Okay, so I don't recommend being pregnant over the summer and I don't recommend getting a divorce over the Holidays. Jeez it has been tough. Don't get me wrong, I have plenty to be thankful for and merry about. It's just hard doing all of the things we've always done together without him. It's hard doing new things because he's not here. It's hard doing things on my own when all of the other families have two adults shuffling their kids around. It's hard spending parts of holidays alone because it's his turn with the kids. And there was no part of me that guessed any of this would be easy, but there's really no way of understanding or knowing what it might be like unless you're in the middle of it. And I am.
We are nearing the one year mark of when we separated. Everything should be final by the beginning of January, around our birthday's. Sometimes this year seems like the longest year ever and sometimes it seems completely impossible that all of this has happened, my life has been turned completely upside down in just a year.
Thanksgiving was wonderful and terrible. We felt completely at home and happy at Amy's. The meal was great, the company was better. It was perfection. It was something different, and we all had a blast. And then I had to take the kids to him. And then I was alone. And then I was at the Blinns, where we always go together. We totally love the Blinns and The Blinn Thanksgiving. We've always felt at home there, like family. But it was hard to be there without my family. It was hard feeling so alone in a house full of people.
We decorated our Christmas tree the other night. It was Grace's first year to help, and he missed it. And Griff stopped in the middle of hanging ornaments to draw something. I asked what he was doing and he said "I'm making Dad a Christmas card". And then Gabe did too. It was incredibly sweet and thoughtful. But it sucks.

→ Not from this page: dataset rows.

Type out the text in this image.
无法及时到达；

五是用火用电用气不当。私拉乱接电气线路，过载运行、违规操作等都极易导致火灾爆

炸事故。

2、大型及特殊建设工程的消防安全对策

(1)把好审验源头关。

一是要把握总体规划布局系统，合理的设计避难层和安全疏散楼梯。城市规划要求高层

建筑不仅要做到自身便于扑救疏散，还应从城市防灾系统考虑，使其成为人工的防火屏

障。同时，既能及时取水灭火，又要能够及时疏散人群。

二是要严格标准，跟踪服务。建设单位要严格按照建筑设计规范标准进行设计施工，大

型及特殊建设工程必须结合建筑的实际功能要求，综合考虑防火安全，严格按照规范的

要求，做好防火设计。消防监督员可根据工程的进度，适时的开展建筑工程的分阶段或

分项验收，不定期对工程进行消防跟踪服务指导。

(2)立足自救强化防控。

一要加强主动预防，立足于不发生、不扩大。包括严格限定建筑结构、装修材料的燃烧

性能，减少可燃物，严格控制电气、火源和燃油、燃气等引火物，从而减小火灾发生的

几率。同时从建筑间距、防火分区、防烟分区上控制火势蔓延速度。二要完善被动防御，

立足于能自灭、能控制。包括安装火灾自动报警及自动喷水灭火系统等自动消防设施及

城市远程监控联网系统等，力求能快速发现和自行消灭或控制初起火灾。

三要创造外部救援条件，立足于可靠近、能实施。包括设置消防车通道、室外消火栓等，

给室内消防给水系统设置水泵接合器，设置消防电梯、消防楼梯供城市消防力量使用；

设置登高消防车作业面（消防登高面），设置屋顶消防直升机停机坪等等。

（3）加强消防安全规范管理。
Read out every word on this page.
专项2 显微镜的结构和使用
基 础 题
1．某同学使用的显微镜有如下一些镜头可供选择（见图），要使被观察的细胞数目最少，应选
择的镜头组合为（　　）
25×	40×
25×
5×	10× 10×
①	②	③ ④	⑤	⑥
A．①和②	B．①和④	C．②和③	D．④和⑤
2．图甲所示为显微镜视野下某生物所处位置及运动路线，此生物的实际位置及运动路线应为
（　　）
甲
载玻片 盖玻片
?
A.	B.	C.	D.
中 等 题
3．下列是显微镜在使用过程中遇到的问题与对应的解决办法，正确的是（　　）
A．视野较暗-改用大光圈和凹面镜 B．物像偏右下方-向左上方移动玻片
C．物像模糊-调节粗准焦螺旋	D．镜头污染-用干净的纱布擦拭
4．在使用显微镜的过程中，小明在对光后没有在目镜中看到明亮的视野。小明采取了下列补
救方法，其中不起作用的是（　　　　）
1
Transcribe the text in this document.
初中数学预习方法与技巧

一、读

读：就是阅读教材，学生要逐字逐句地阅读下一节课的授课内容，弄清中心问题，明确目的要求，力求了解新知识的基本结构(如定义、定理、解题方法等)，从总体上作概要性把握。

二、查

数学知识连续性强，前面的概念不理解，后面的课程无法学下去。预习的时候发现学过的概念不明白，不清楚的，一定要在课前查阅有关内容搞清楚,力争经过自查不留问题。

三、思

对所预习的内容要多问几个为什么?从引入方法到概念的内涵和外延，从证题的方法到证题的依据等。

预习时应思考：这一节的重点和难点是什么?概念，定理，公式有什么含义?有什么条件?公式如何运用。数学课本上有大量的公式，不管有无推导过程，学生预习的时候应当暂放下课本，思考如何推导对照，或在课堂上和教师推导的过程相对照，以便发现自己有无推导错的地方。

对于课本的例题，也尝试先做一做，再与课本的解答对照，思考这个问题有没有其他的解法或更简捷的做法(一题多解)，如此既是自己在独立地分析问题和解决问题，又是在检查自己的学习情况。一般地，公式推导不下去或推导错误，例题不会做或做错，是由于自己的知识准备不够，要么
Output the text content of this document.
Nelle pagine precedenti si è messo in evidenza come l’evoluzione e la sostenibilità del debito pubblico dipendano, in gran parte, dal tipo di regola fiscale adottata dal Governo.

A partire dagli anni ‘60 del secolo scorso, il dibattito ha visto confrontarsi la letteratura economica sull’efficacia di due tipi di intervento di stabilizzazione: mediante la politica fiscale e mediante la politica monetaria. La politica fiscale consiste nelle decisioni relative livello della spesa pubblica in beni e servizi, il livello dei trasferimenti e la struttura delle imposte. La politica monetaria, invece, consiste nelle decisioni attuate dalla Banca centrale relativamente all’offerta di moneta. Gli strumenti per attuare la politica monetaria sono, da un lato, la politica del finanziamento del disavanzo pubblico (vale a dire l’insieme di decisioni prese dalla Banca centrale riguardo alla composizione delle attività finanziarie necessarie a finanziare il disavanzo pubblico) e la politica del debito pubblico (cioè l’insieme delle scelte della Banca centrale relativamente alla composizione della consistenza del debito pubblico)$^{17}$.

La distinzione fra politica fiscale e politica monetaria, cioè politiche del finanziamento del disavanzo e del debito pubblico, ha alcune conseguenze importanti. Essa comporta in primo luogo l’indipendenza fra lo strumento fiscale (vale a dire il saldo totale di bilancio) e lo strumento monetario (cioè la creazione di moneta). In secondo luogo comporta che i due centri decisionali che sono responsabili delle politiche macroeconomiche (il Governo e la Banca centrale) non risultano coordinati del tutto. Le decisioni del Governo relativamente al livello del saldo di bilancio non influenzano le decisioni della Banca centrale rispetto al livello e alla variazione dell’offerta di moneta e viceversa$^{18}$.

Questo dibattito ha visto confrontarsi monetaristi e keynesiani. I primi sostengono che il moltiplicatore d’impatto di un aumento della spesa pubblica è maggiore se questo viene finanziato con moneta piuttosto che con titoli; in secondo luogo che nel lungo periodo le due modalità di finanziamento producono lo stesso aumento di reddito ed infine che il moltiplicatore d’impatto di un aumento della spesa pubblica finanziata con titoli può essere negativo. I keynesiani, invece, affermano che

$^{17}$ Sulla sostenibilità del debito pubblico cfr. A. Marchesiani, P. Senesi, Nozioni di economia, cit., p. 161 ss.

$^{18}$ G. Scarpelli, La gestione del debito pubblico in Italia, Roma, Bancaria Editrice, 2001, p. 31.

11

I know Christmas is about hope, and I have hope, maybe my next post will be about hope. But this is just not what I had planned or hoped for, this is not what I worked or prayed for. But this is what I've got. And we are making the most of it, me and the kids. We are dancing our booties off to Christmas songs, and making gingerbread houses, and cookies, and drinking a ridiculous amount of hot cocoa, and roasting marshmallows in the fireplace, and playing tons of Candy Land, and watching Elf repeatedly. Life is still good, it goes on, and I will do whatever I can to make them know that they are loved, loved, loved. And I will fill the void he left with as much laughter and hugs as I can. But honestly, I am struggling to fill the void that is left in me.